You are a sexual being, regardless of being in a relationship or not.
You have that sexual spark in you whether you are in a relationship or not.
So use it in creative and healthy ways that serve you and your inner well-being first.
You don’t have to indulge in sexual encounters if it’s not going to be good for you mentally and emotionally—especially if you are scared to talk about your sexual desires.
Let’s learn more about our bodies and our sexual energy before we share it with another. This way, when we do, it can be deeply satisfying, nourishing, and blissful.
Sex should be just that: deeply satisfying and nourishing—whether it’s soft or wild.
If it’s not, find out why.
Finally, I want to tell you: I’m not a sex expert.
But I wanted to verbalize this topic, which is a big theme of self-healing at the deepest parts of myself at this time.

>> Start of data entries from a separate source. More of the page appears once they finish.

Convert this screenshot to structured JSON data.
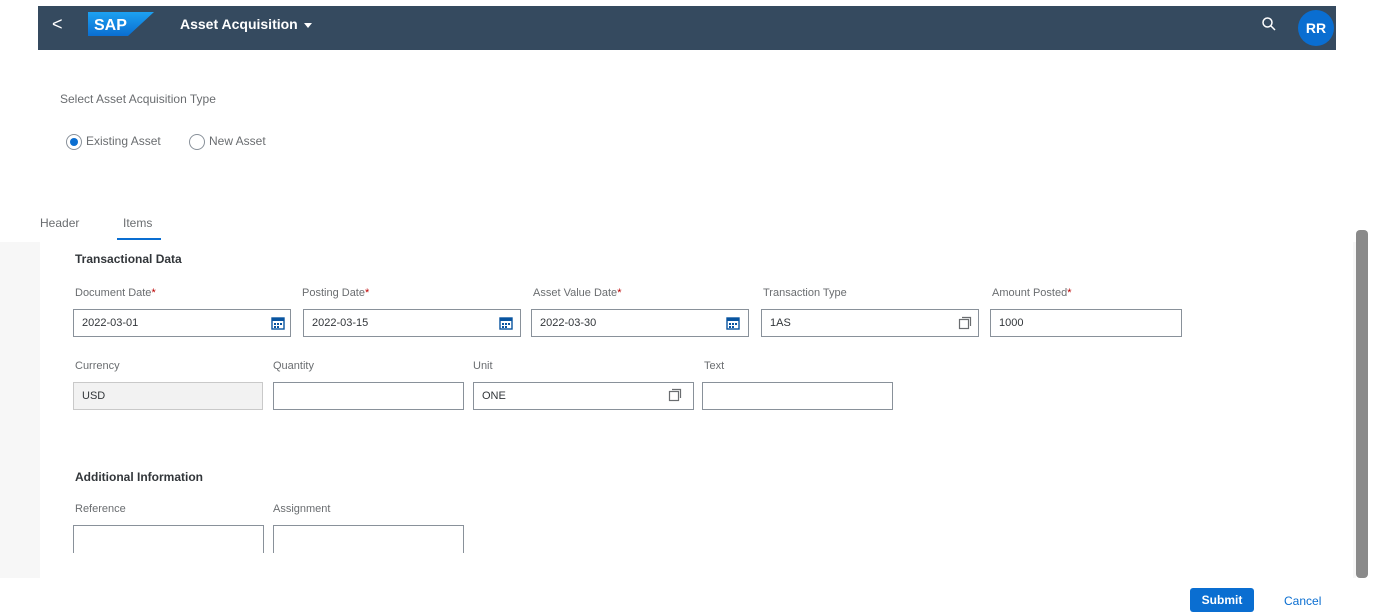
{
  "shell": {
    "back_label": "<",
    "logo_text": "SAP",
    "app_title": "Asset Acquisition",
    "user_initials": "RR"
  },
  "acquisition_type": {
    "label": "Select Asset Acquisition Type",
    "options": [
      {
        "label": "Existing Asset",
        "selected": true
      },
      {
        "label": "New Asset",
        "selected": false
      }
    ]
  },
  "tabs": [
    {
      "label": "Header",
      "selected": false
    },
    {
      "label": "Items",
      "selected": true
    }
  ],
  "transactional": {
    "title": "Transactional Data",
    "fields": {
      "document_date": {
        "label": "Document Date",
        "value": "2022-03-01",
        "required": "*"
      },
      "posting_date": {
        "label": "Posting Date",
        "value": "2022-03-15",
        "required": "*"
      },
      "asset_value_date": {
        "label": "Asset Value Date",
        "value": "2022-03-30",
        "required": "*"
      },
      "transaction_type": {
        "label": "Transaction Type",
        "value": "1AS"
      },
      "amount_posted": {
        "label": "Amount Posted",
        "value": "1000",
        "required": "*"
      },
      "currency": {
        "label": "Currency",
        "value": "USD"
      },
      "quantity": {
        "label": "Quantity",
        "value": ""
      },
      "unit": {
        "label": "Unit",
        "value": "ONE"
      },
      "text": {
        "label": "Text",
        "value": ""
      }
    }
  },
  "additional": {
    "title": "Additional Information",
    "fields": {
      "reference": {
        "label": "Reference",
        "value": ""
      },
      "assignment": {
        "label": "Assignment",
        "value": ""
      }
    }
  },
  "footer": {
    "submit_label": "Submit",
    "cancel_label": "Cancel"
  },
  "colors": {
    "shell_bg": "#354a5f",
    "accent": "#0a6ed1",
    "required": "#bb0000"
  },
  "icons": {
    "back": "chevron-left-icon",
    "search": "search-icon",
    "date": "calendar-icon",
    "value_help": "value-help-icon"
  }
}
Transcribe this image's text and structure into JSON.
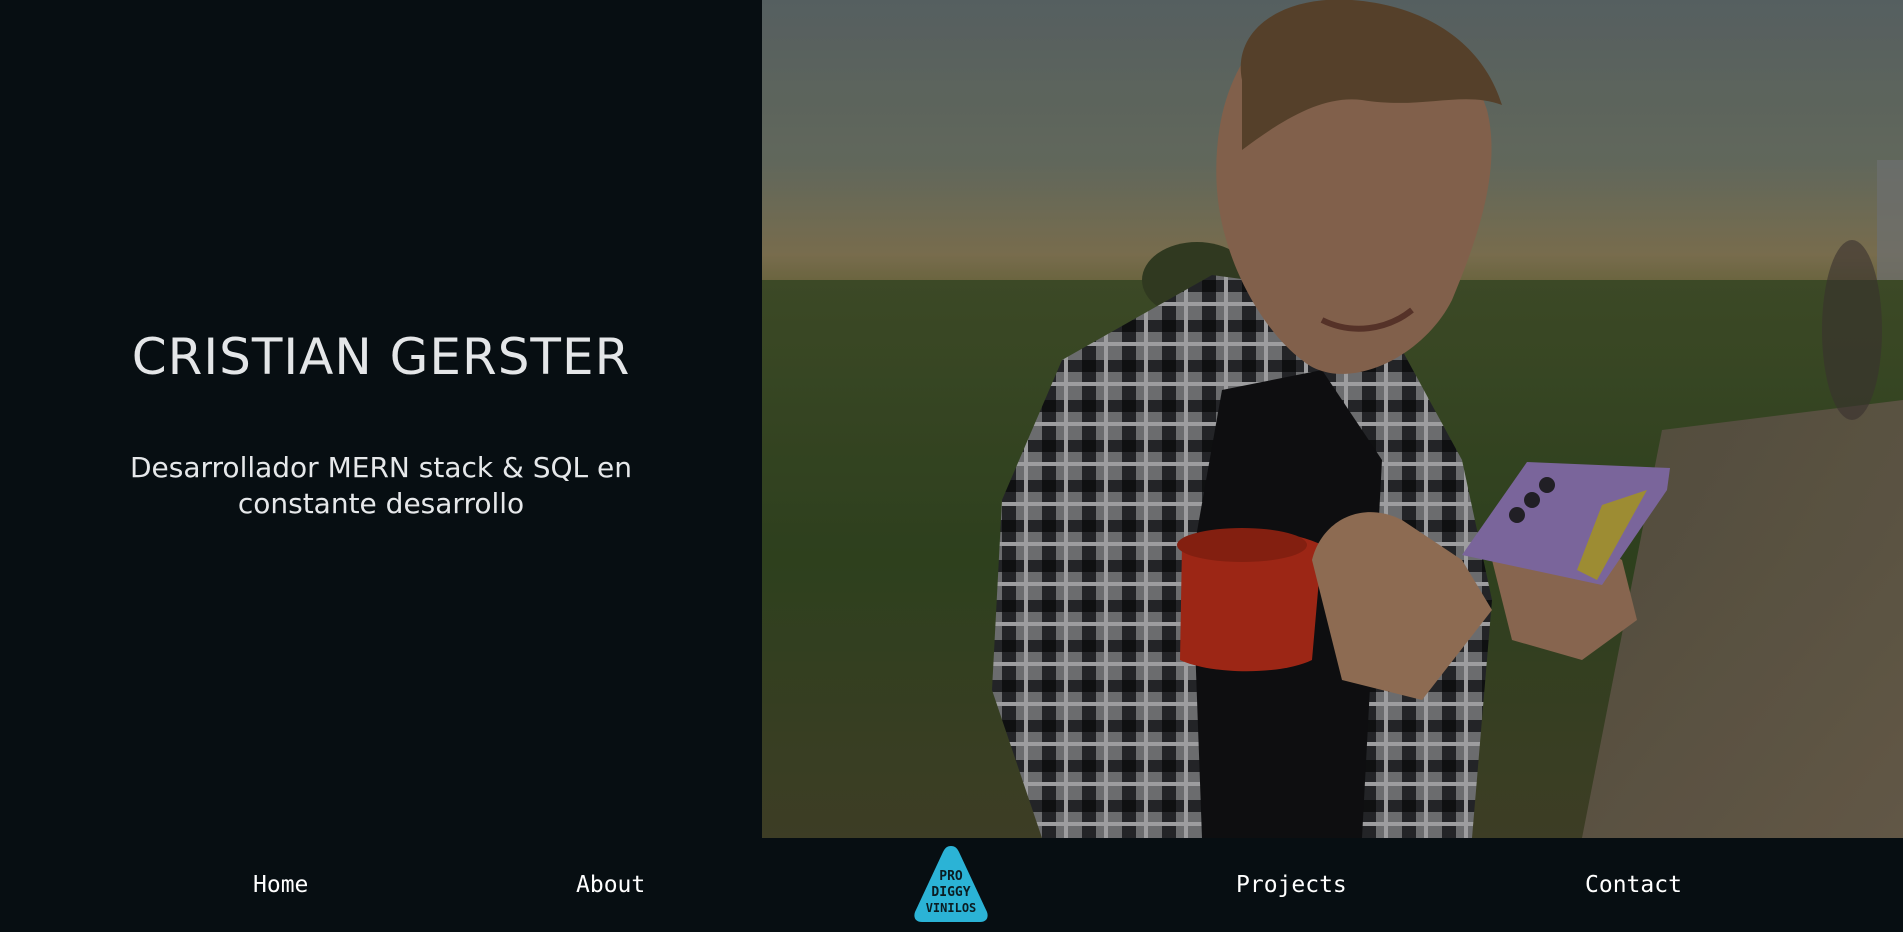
{
  "hero": {
    "name": "CRISTIAN GERSTER",
    "subtitle": "Desarrollador MERN stack & SQL en constante desarrollo"
  },
  "nav": {
    "items": [
      {
        "label": "Home"
      },
      {
        "label": "About"
      },
      {
        "label": "Projects"
      },
      {
        "label": "Contact"
      }
    ],
    "logo": {
      "line1": "PRO",
      "line2": "DIGGY",
      "line3": "VINILOS",
      "color": "#2bb3d6"
    }
  },
  "colors": {
    "background": "#070e12",
    "text": "#e4e6e8",
    "accent": "#2bb3d6"
  },
  "photo": {
    "subject": "portrait-photo"
  }
}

Dance is opening up new dimensions of my being, and sexuality is one of those dimensions. For the first time, I’m touching it, getting to know myself on an intimate sensual level, understanding what I like, and how to express this part of me.
Dancing can be a big healing modality for you if you have suffered from similar sexual issues.
And finally, know you are not alone in your struggles, sexual in nature or not.
I am here to tell you that you are not weird.
You have all the right to ask for a deeply satisfying and nourishing sexual experience.
If you are not experiencing sex on these levels, ask yourself why.
Feeling confident in our unique, sexual self is a must before we dive into sex with another.